Do 15.16. Pozory, po prostu głupki są w internecie lepiej widoczne. Wystarczy przeczytać parę przedwojennych gazet. Przestępczość też powszechniejsza niż dzisiaj i brak ambicji. Tylko dzieci robiono więcej, bo nie znano sposobu zapobiegania ciążom, a seks stanowił jedyną i tanią rozrywkę (za wódkę trzeba było płacić).
Troche mi ulzylo 🙂
Po pandemii, na portalach, typu onet, po oczach biją nagłówki o tzw. „pargonach grozy. W tym roku byłem tydzień w Łebie, gdzie jest szczególnie aktywny jakiś dziennikarz „Interii” i – było taniej niż w Kielcach. Pustek też nie widziałem.
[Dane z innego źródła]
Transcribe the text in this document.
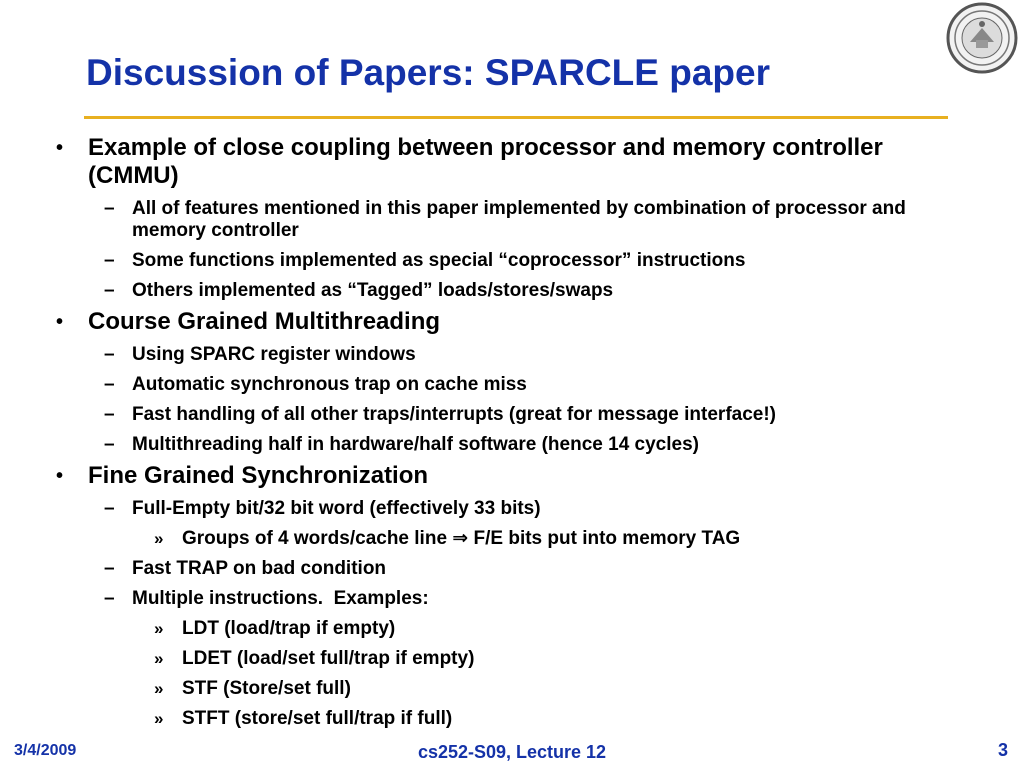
Discussion of Papers: SPARCLE paper
• Example of close coupling between processor and memory controller (CMMU)
– All of features mentioned in this paper implemented by combination of processor and memory controller
– Some functions implemented as special “coprocessor” instructions
– Others implemented as “Tagged” loads/stores/swaps
• Course Grained Multithreading
– Using SPARC register windows
– Automatic synchronous trap on cache miss
– Fast handling of all other traps/interrupts (great for message interface!)
– Multithreading half in hardware/half software (hence 14 cycles)
• Fine Grained Synchronization
– Full-Empty bit/32 bit word (effectively 33 bits)
» Groups of 4 words/cache line ⇒ F/E bits put into memory TAG
– Fast TRAP on bad condition
– Multiple instructions.  Examples:
» LDT (load/trap if empty)
» LDET (load/set full/trap if empty)
» STF (Store/set full)
» STFT (store/set full/trap if full)
3/4/2009	cs252-S09, Lecture 12	3
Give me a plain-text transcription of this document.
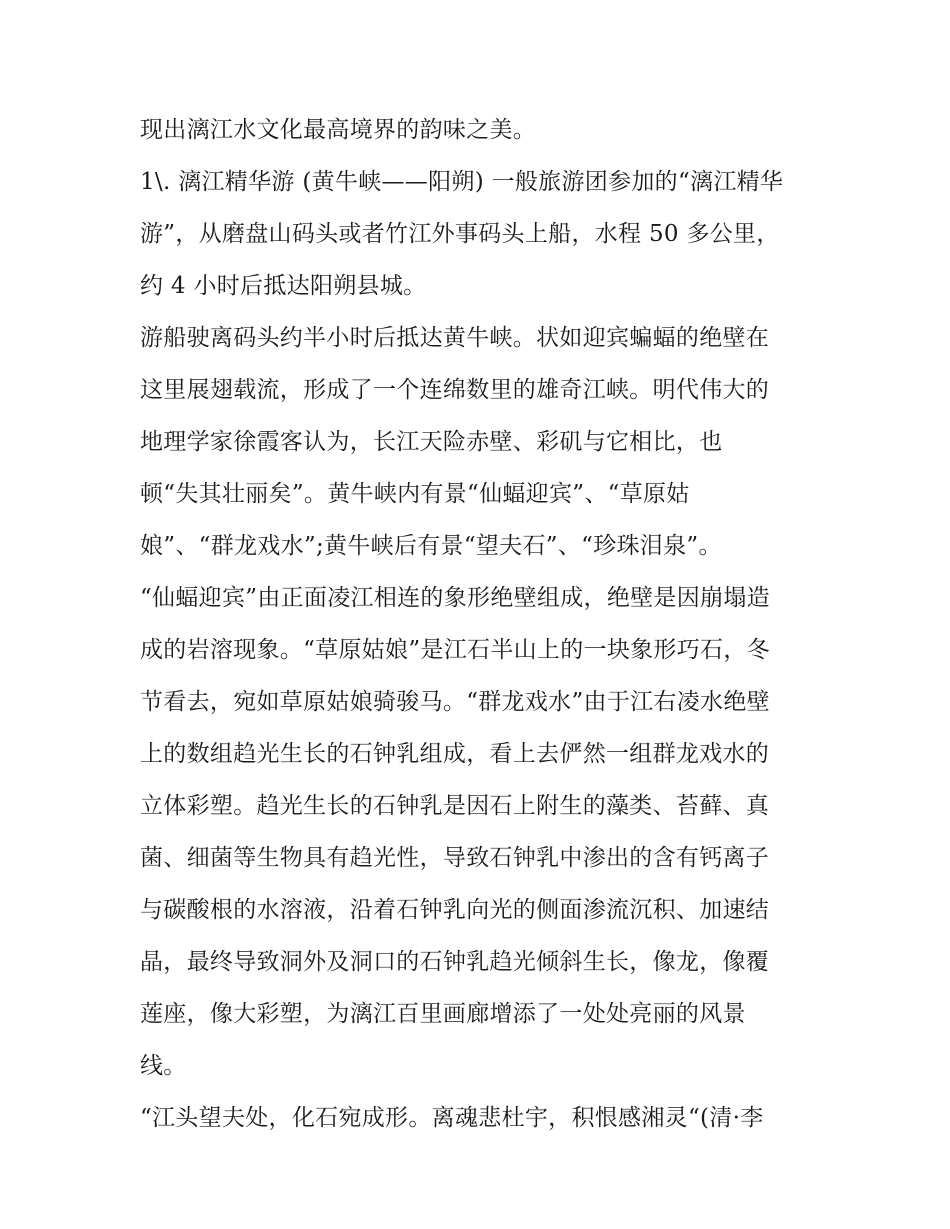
现出漓江水文化最高境界的韵味之美。
1\. 漓江精华游 (黄牛峡——阳朔) 一般旅游团参加的“漓江精华
游”，从磨盘山码头或者竹江外事码头上船，水程 50 多公里，
约 4 小时后抵达阳朔县城。
游船驶离码头约半小时后抵达黄牛峡。状如迎宾蝙蝠的绝壁在
这里展翅载流，形成了一个连绵数里的雄奇江峡。明代伟大的
地理学家徐霞客认为，长江天险赤壁、彩矶与它相比，也
顿“失其壮丽矣”。黄牛峡内有景“仙蝠迎宾”、“草原姑
娘”、“群龙戏水”;黄牛峡后有景“望夫石”、“珍珠泪泉”。
“仙蝠迎宾”由正面凌江相连的象形绝壁组成，绝壁是因崩塌造
成的岩溶现象。“草原姑娘”是江石半山上的一块象形巧石，冬
节看去，宛如草原姑娘骑骏马。“群龙戏水”由于江右凌水绝壁
上的数组趋光生长的石钟乳组成，看上去俨然一组群龙戏水的
立体彩塑。趋光生长的石钟乳是因石上附生的藻类、苔藓、真
菌、细菌等生物具有趋光性，导致石钟乳中渗出的含有钙离子
与碳酸根的水溶液，沿着石钟乳向光的侧面渗流沉积、加速结
晶，最终导致洞外及洞口的石钟乳趋光倾斜生长，像龙，像覆
莲座，像大彩塑，为漓江百里画廊增添了一处处亮丽的风景
线。
“江头望夫处，化石宛成形。离魂悲杜宇，积恨感湘灵“(清·李
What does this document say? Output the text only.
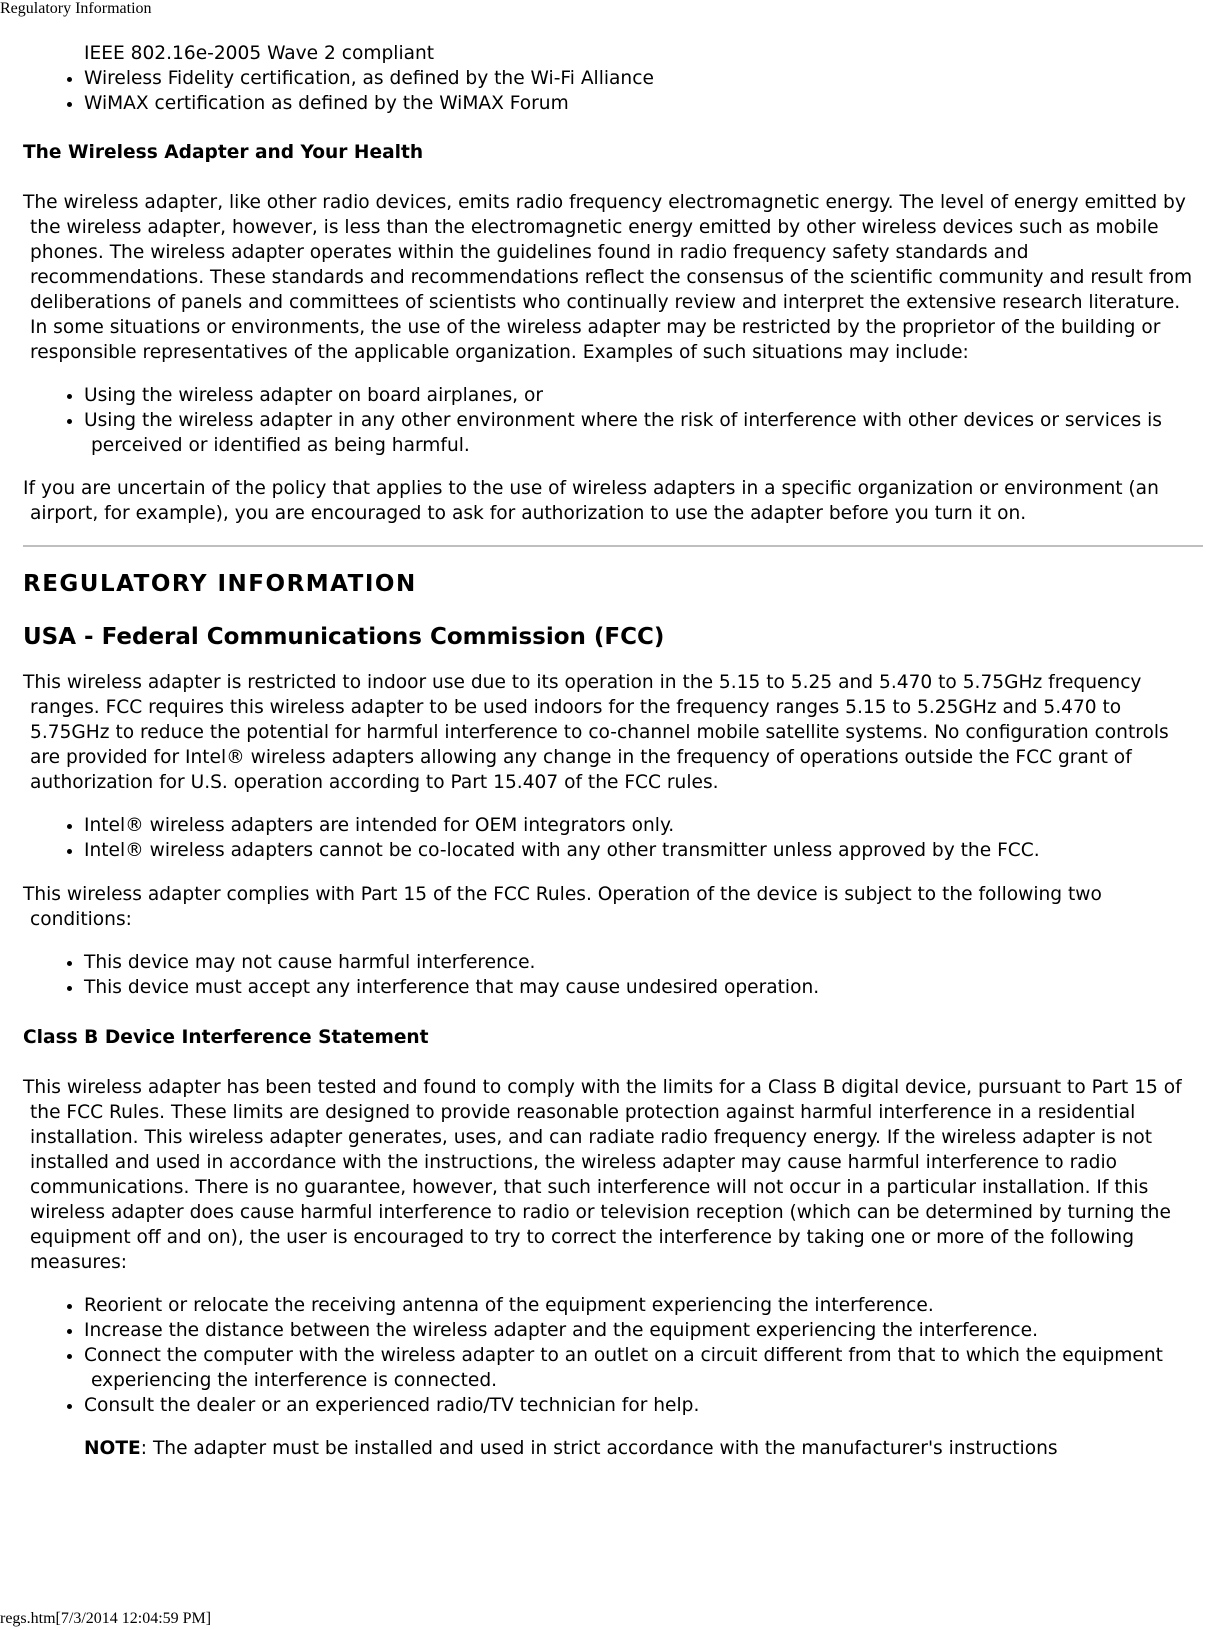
Regulatory Information
IEEE 802.16e-2005 Wave 2 compliant
• Wireless Fidelity certification, as defined by the Wi-Fi Alliance
• WiMAX certification as defined by the WiMAX Forum
The Wireless Adapter and Your Health

The wireless adapter, like other radio devices, emits radio frequency electromagnetic energy. The level of energy emitted by the wireless adapter, however, is less than the electromagnetic energy emitted by other wireless devices such as mobile phones. The wireless adapter operates within the guidelines found in radio frequency safety standards and recommendations. These standards and recommendations reflect the consensus of the scientific community and result from deliberations of panels and committees of scientists who continually review and interpret the extensive research literature. In some situations or environments, the use of the wireless adapter may be restricted by the proprietor of the building or responsible representatives of the applicable organization. Examples of such situations may include:

• Using the wireless adapter on board airplanes, or
• Using the wireless adapter in any other environment where the risk of interference with other devices or services is perceived or identified as being harmful.

If you are uncertain of the policy that applies to the use of wireless adapters in a specific organization or environment (an airport, for example), you are encouraged to ask for authorization to use the adapter before you turn it on.

REGULATORY INFORMATION
USA - Federal Communications Commission (FCC)

This wireless adapter is restricted to indoor use due to its operation in the 5.15 to 5.25 and 5.470 to 5.75GHz frequency ranges. FCC requires this wireless adapter to be used indoors for the frequency ranges 5.15 to 5.25GHz and 5.470 to 5.75GHz to reduce the potential for harmful interference to co-channel mobile satellite systems. No configuration controls are provided for Intel® wireless adapters allowing any change in the frequency of operations outside the FCC grant of authorization for U.S. operation according to Part 15.407 of the FCC rules.

• Intel® wireless adapters are intended for OEM integrators only.
• Intel® wireless adapters cannot be co-located with any other transmitter unless approved by the FCC.

This wireless adapter complies with Part 15 of the FCC Rules. Operation of the device is subject to the following two conditions:

• This device may not cause harmful interference.
• This device must accept any interference that may cause undesired operation.
Class B Device Interference Statement

This wireless adapter has been tested and found to comply with the limits for a Class B digital device, pursuant to Part 15 of the FCC Rules. These limits are designed to provide reasonable protection against harmful interference in a residential installation. This wireless adapter generates, uses, and can radiate radio frequency energy. If the wireless adapter is not installed and used in accordance with the instructions, the wireless adapter may cause harmful interference to radio communications. There is no guarantee, however, that such interference will not occur in a particular installation. If this wireless adapter does cause harmful interference to radio or television reception (which can be determined by turning the equipment off and on), the user is encouraged to try to correct the interference by taking one or more of the following measures:

• Reorient or relocate the receiving antenna of the equipment experiencing the interference.
• Increase the distance between the wireless adapter and the equipment experiencing the interference.
• Connect the computer with the wireless adapter to an outlet on a circuit different from that to which the equipment experiencing the interference is connected.
• Consult the dealer or an experienced radio/TV technician for help.

NOTE: The adapter must be installed and used in strict accordance with the manufacturer's instructions

regs.htm[7/3/2014 12:04:59 PM]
Zastanawiam się, jaka myśl przewodnia kieruje tymi portalami, wobec tak nachalnej propagandy – przyspieszenie procesów prowadzących do kryzysu, w dobrze dotychczas radzącej sobie, krajowej gospodarce, czy jedynie sprowokowanie polskich turystów do skorzystania z ofert największego biura turystycznego – TUI Aktiengeseltschaft
Myślę, że to nie jest kwestia cen. W Polsce, dla przeciętnej rodziny, będzie taniej, o ile nie damy się ogłupić szaleństwu. W mitycznej Chorwacji też coraz drożej. Podam prosty przykład – w tym roku, po raz kolejny jedziemy na tydzień do Chorwacji. Jeszcze 2 lata temu płaciliśmy 2700 zł za apartament w piątkę w lipcu. W zeszłym 4500 zł za apartament w trójkę plus znacznie lepsze warunki (apartamentowiec + basen) pod koniec sierpnia. W tym, pomimo spadku kursu Euro, 4500 zł też ostatni tydzień sierpnia, ale studio (czyli salon z aneksem) oraz śniadania, we trójkę. Obiad za 3 osoby (jedno spore danie+napój) kosztował w zeszłym roku ok. 50E. Jeżeli dodamy dojazd (bus na dwie rodziny), wyjdzie nam ok.9500 zł. W tym samym czasie Ustka: 1800 zł nocleg, 600 zł dojazd, jedzenie: 1400 zł obiady, 700 śniadania i kolacje, atrakcje 1000 zł, jakieś piwo na plaży, kawa z wózka kolejne 700 zł i robi nam się 6200 zł. Znacznie taniej niż w Chorwacji. Wybierając zamiast morza, węgierskie termy, nocleg plus dojazd podobnie jak w Ustce, ale jedzenie tańsze – może zmieścilibyśmy się w 5000 zł czyli o połowę taniej niż w Chorwacji. Lecąc nad morze do Włoch, na sam apartament wydalibyśmy pewnie 35000 zł plus jeszcze 2400 zł na samolot i 4200 zł na jedzenie, więc razem wyszłoby nam 10.100 zł.
A jak ktoś chce jechać jeszcze taniej, wybierze kemping, zapłaci 100 zł za noc, jedzenie kupi w Biedronce.
Tyle na temat „drogiej Polski” i paragonów grozy.
Zadaniem mediow jest sianie paniki i oglupianie.